RALEIGH, N.C. (WTVD) -- The controversial 'Parents' Bill of Rights' is advancing in the State Senate after it passed in the chamber's education committee Wednesday. The bill would ban content about sexuality and gender identity from school curriculums from kindergarten to the fourth grade.
If signed into law, the bill would require a curriculum that's been deemed "age-appropriate" by lawmakers for K-4 students. It would also require schools to make learning materials visible to parents, who then would be allowed to withhold consent from engaging in surveys referencing political beliefs and sexual behavior. They could also supervise the books their children are checking out of the school library. Plus, it would require that parents be notified before a student's name or pronoun is changed in school records.

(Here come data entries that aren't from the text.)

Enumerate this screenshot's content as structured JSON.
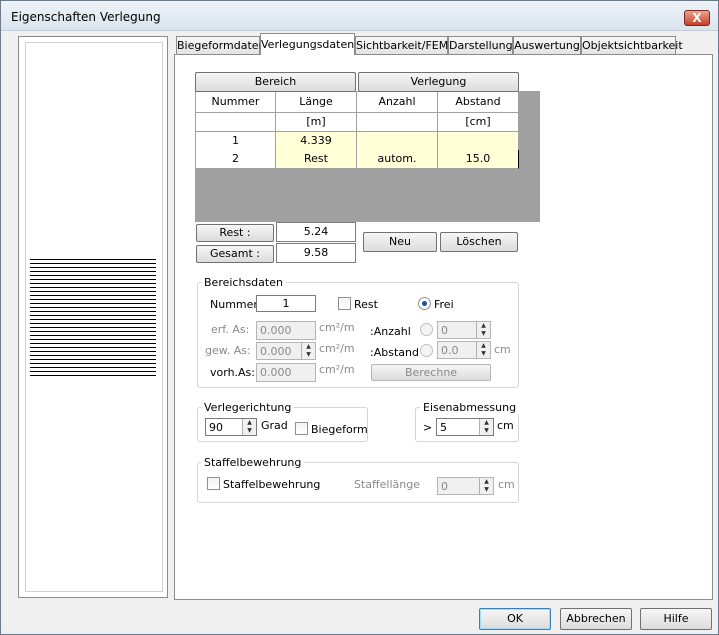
{
  "window": {
    "title": "Eigenschaften Verlegung",
    "close_glyph": "X"
  },
  "tabs": [
    "Biegeformdaten",
    "Verlegungsdaten",
    "Sichtbarkeit/FEM",
    "Darstellung",
    "Auswertung",
    "Objektsichtbarkeit"
  ],
  "active_tab": "Verlegungsdaten",
  "grid": {
    "button_bereich": "Bereich",
    "button_verlegung": "Verlegung",
    "headers": [
      "Nummer",
      "Länge",
      "Anzahl",
      "Abstand"
    ],
    "units": [
      "",
      "[m]",
      "",
      "[cm]"
    ],
    "rows": [
      [
        "1",
        "4.339",
        "",
        ""
      ],
      [
        "2",
        "Rest",
        "autom.",
        "15.0"
      ]
    ]
  },
  "totals": {
    "rest_label": "Rest :",
    "rest_value": "5.24",
    "gesamt_label": "Gesamt :",
    "gesamt_value": "9.58",
    "neu_label": "Neu",
    "loeschen_label": "Löschen"
  },
  "bereichsdaten": {
    "title": "Bereichsdaten",
    "nummer_label": "Nummer:",
    "nummer_value": "1",
    "rest_check_label": "Rest",
    "frei_label": "Frei",
    "erf_as_label": "erf. As:",
    "erf_as_value": "0.000",
    "gew_as_label": "gew. As:",
    "gew_as_value": "0.000",
    "vorh_as_label": "vorh.As:",
    "vorh_as_value": "0.000",
    "unit_as": "cm²/m",
    "anzahl_label": ":Anzahl",
    "anzahl_value": "0",
    "abstand_label": ":Abstand",
    "abstand_value": "0.0",
    "abstand_unit": "cm",
    "berechne_label": "Berechne"
  },
  "verlegerichtung": {
    "title": "Verlegerichtung",
    "value": "90",
    "unit": "Grad",
    "biegeform_label": "Biegeform"
  },
  "eisenabmessung": {
    "title": "Eisenabmessung",
    "prefix": ">",
    "value": "5",
    "unit": "cm"
  },
  "staffel": {
    "title": "Staffelbewehrung",
    "check_label": "Staffelbewehrung",
    "laenge_label": "Staffellänge",
    "laenge_value": "0",
    "unit": "cm"
  },
  "footer": {
    "ok": "OK",
    "abbrechen": "Abbrechen",
    "hilfe": "Hilfe"
  }
}
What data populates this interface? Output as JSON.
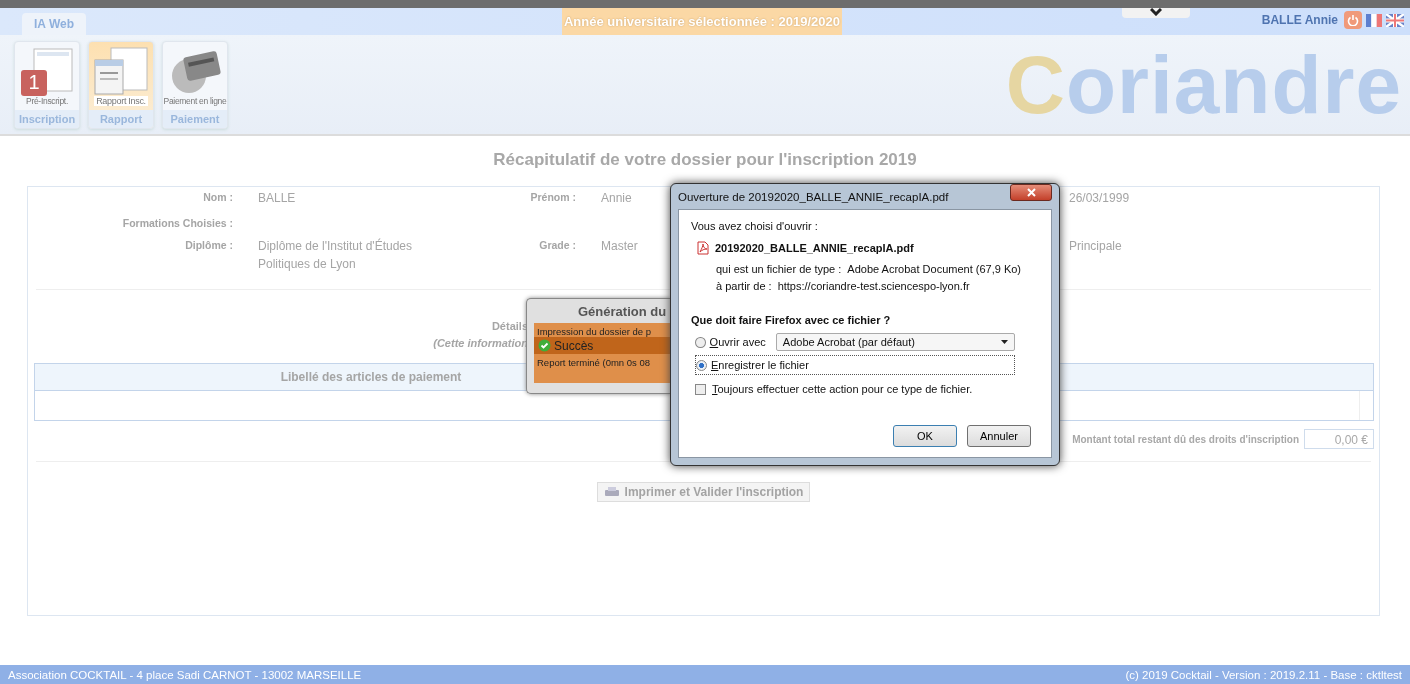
{
  "top_bar": {
    "tab": {
      "label": "IA Web",
      "selected": true
    },
    "year_banner": "Année universitaire sélectionnée : 2019/2020",
    "user": "BALLE Annie"
  },
  "toolbar": {
    "tiles": [
      {
        "caption": "Pré-Inscript.",
        "label": "Inscription",
        "badge": "1",
        "kind": "form",
        "selected": false
      },
      {
        "caption": "Rapport Insc.",
        "label": "Rapport",
        "kind": "report",
        "selected": true
      },
      {
        "caption": "Paiement en ligne",
        "label": "Paiement",
        "kind": "payment",
        "selected": false
      }
    ],
    "logo": "Coriandre"
  },
  "title": "Récapitulatif de votre dossier pour l'inscription 2019",
  "fields": [
    {
      "label": "Nom :",
      "value": "BALLE"
    },
    {
      "label": "Prénom :",
      "value": "Annie"
    },
    {
      "value": "26/03/1999"
    },
    {
      "label": "Formations Choisies :"
    },
    {
      "label": "Diplôme :",
      "value": "Diplôme de l'Institut d'Études Politiques de Lyon"
    },
    {
      "label": "Grade :",
      "value": "Master"
    },
    {
      "value": "Principale"
    }
  ],
  "details": {
    "title": "Détails",
    "note": "(Cette information"
  },
  "payment_table": {
    "columns": [
      "Libellé des articles de paiement"
    ]
  },
  "total": {
    "label": "Montant total restant dû des droits d'inscription",
    "value": "0,00 €"
  },
  "print_button": "Imprimer et Valider l'inscription",
  "footer": {
    "left": "Association COCKTAIL - 4 place Sadi CARNOT - 13002 MARSEILLE",
    "right": "(c) 2019 Cocktail - Version : 2019.2.11 - Base : cktltest"
  },
  "generation_popup": {
    "title": "Génération du",
    "line": "Impression du dossier de p",
    "status": "Succès",
    "report": "Report terminé (0mn 0s 08"
  },
  "dialog": {
    "title": "Ouverture de 20192020_BALLE_ANNIE_recapIA.pdf",
    "intro": "Vous avez choisi d'ouvrir :",
    "file_name": "20192020_BALLE_ANNIE_recapIA.pdf",
    "type_label": "qui est un fichier de type :",
    "type_value": "Adobe Acrobat Document (67,9 Ko)",
    "source_label": "à partir de :",
    "source_value": "https://coriandre-test.sciencespo-lyon.fr",
    "question": "Que doit faire Firefox avec ce fichier ?",
    "options": [
      {
        "label": "Ouvrir avec",
        "selected": false,
        "app": "Adobe Acrobat  (par défaut)"
      },
      {
        "label": "Enregistrer le fichier",
        "selected": true
      }
    ],
    "always": {
      "label": "Toujours effectuer cette action pour ce type de fichier.",
      "checked": false
    },
    "buttons": [
      "OK",
      "Annuler"
    ]
  }
}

At the committee hearing, supporters said the bill upholds parents' rights to oversee their children's education and well-being.

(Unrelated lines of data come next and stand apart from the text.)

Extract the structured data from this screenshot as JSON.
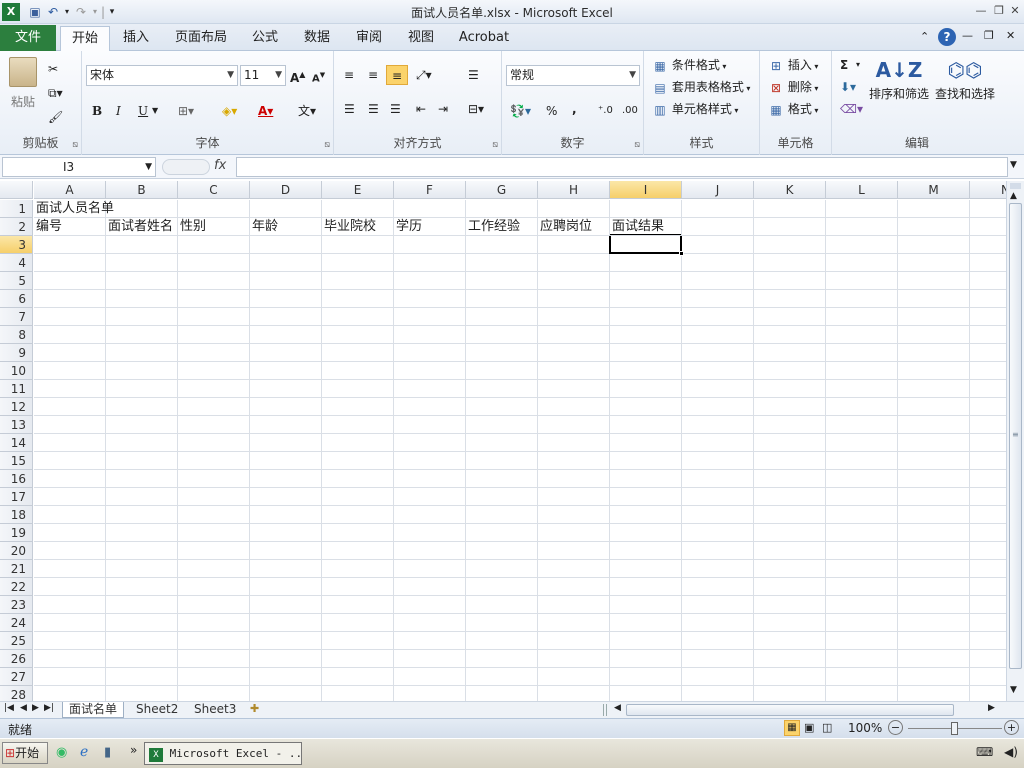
{
  "window": {
    "title": "面试人员名单.xlsx - Microsoft Excel",
    "app_icon": "excel-icon"
  },
  "ribbon_tabs": [
    "文件",
    "开始",
    "插入",
    "页面布局",
    "公式",
    "数据",
    "审阅",
    "视图",
    "Acrobat"
  ],
  "active_tab": "开始",
  "groups": {
    "clipboard": {
      "label": "剪贴板",
      "paste": "粘贴"
    },
    "font": {
      "label": "字体",
      "font_name": "宋体",
      "font_size": "11",
      "bold": "B",
      "italic": "I",
      "underline": "U"
    },
    "alignment": {
      "label": "对齐方式"
    },
    "number": {
      "label": "数字",
      "format": "常规",
      "percent": "%",
      "comma": ","
    },
    "styles": {
      "label": "样式",
      "conditional": "条件格式",
      "table": "套用表格格式",
      "cell_styles": "单元格样式"
    },
    "cells": {
      "label": "单元格",
      "insert": "插入",
      "delete": "删除",
      "format": "格式"
    },
    "editing": {
      "label": "编辑",
      "sum": "Σ",
      "sort_filter": "排序和筛选",
      "find_select": "查找和选择"
    }
  },
  "formula_bar": {
    "name_box": "I3",
    "fx": "fx",
    "content": ""
  },
  "columns": [
    "A",
    "B",
    "C",
    "D",
    "E",
    "F",
    "G",
    "H",
    "I",
    "J",
    "K",
    "L",
    "M",
    "N"
  ],
  "selected_column": "I",
  "rows": [
    "1",
    "2",
    "3",
    "4",
    "5",
    "6",
    "7",
    "8",
    "9",
    "10",
    "11",
    "12",
    "13",
    "14",
    "15",
    "16",
    "17",
    "18",
    "19",
    "20",
    "21",
    "22",
    "23",
    "24",
    "25",
    "26",
    "27",
    "28"
  ],
  "selected_row": "3",
  "cells": {
    "A1": "面试人员名单",
    "A2": "编号",
    "B2": "面试者姓名",
    "C2": "性别",
    "D2": "年龄",
    "E2": "毕业院校",
    "F2": "学历",
    "G2": "工作经验",
    "H2": "应聘岗位",
    "I2": "面试结果"
  },
  "sheets": [
    "面试名单",
    "Sheet2",
    "Sheet3"
  ],
  "active_sheet": "面试名单",
  "status": {
    "ready": "就绪",
    "zoom": "100%"
  },
  "taskbar": {
    "start": "开始",
    "task": "Microsoft Excel - ..."
  }
}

"We believe Senate Bill 49 ensures these policy goals. We are encouraged by the Senate's efforts in this bill to address multiple elements of instructional and administrative transparency," said André Béliveau of the John Locke Foundation.
However, opponents say the bill is harmful and unnecessary, proposing rights that parents already have while discriminating against children and families from diverse backgrounds. Cary mom Renee Sekel pointed out how obscuring stories of people of the LGBTQ+ community from the classroom could make some students feel alienated.
"So a kid who might have two moms or two dads sees no representation of themselves...they will eventually learn that that's because the law says their family is unspeakable. And a kid who is gay themselves or trans sees that the law treats their existence as unspeakable," she said. "That's where the harm really lies."
The bill will next be reviewed by the State Senate's health care committee.